Building 84, Room 318
11:00 AM – 12:00 PM
About the Presenter:
Dr. Erica Siirila-Woodburn is a Postdoctoral Fellow in the Energy Geosciences Division at Lawrence Berkeley National Laboratory. She received her Ph.D. from the Colorado School of Mines in 2013 and was a postdoctoral researcher at the Polytechnic University of Catalunya in Barcelona, Spain before joining LBNL in 2015. A hydrogeologist by training, her research takes an interdisciplinary approach to understanding physical, ecological, and geochemical solute transport processes across many spatial scales. Her research is focused in the fields of integrated groundwater-surface water hydrology, stochastic approaches and geostatistics, risk analysis, and numerical techniques.

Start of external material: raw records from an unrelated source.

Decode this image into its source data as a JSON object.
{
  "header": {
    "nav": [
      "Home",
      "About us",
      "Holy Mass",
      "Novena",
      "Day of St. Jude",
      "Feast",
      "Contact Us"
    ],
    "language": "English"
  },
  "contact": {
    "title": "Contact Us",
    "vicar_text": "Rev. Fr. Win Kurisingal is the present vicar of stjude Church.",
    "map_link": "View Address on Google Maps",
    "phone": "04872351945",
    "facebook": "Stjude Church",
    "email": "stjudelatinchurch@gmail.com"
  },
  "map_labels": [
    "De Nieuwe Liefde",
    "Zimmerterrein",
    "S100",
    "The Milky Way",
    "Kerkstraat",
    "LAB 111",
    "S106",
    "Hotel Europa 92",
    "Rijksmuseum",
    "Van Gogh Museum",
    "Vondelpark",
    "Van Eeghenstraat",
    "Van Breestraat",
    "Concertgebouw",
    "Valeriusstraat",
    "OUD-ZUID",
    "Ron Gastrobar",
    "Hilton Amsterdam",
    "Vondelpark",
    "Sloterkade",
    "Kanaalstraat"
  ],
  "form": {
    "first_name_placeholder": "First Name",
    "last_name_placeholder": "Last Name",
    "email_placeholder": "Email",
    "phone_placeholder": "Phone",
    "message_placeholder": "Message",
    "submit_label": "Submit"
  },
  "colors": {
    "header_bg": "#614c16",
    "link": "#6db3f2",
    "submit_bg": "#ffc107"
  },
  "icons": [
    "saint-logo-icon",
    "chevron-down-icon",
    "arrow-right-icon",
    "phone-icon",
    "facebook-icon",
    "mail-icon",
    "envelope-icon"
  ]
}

Increasingly resource-intensive lifestyles create strains on surface and subsurface water resources via demands for food, raw materials, and energy. Hydrologic modeling can be used as a tool to better understand the movement and partitioning of water, and the implications on contaminant transport, water resource management, ecosystem function, and recreation. An overview of my past and current research will be presented ranging from flow and transport in saturated porous media to integrated hydrologic topics spanning across the critical zone (i.e. the region from bedrock to vegetation canopy). Quantitative risk analysis (both human health and risk of failure) will be used to demonstrate how uncertainty in environmental systems propagates to risk metrics, thereby providing stakeholders with tools to make environmental management decisions. Example topics include the impact of spatial persistence patterns of subsurface heterogeneity, geostatistical model selection, anomalous transport breakthrough curve characterization, and the up-scaled effect of pore-scale processes at the watershed scale. Recent work using integrated hydrologic modeling, which accounts for non-linear feedbacks via the explicit modeling of the water-energy balance, will also be presented. With advancements in high performance computing, state of the art watershed models allow for the explicit simulation of groundwater-surface water interactions in high resolutions, allowing for a better understanding of system dynamics and for prediction purposes. Examples projects will include the transport of Cs137 following the Fukushima Dai-ichi Nuclear Power Plant accident of 2011 and the impact of climate change on watershed dynamics in a mountainous headwater catchment in the western US.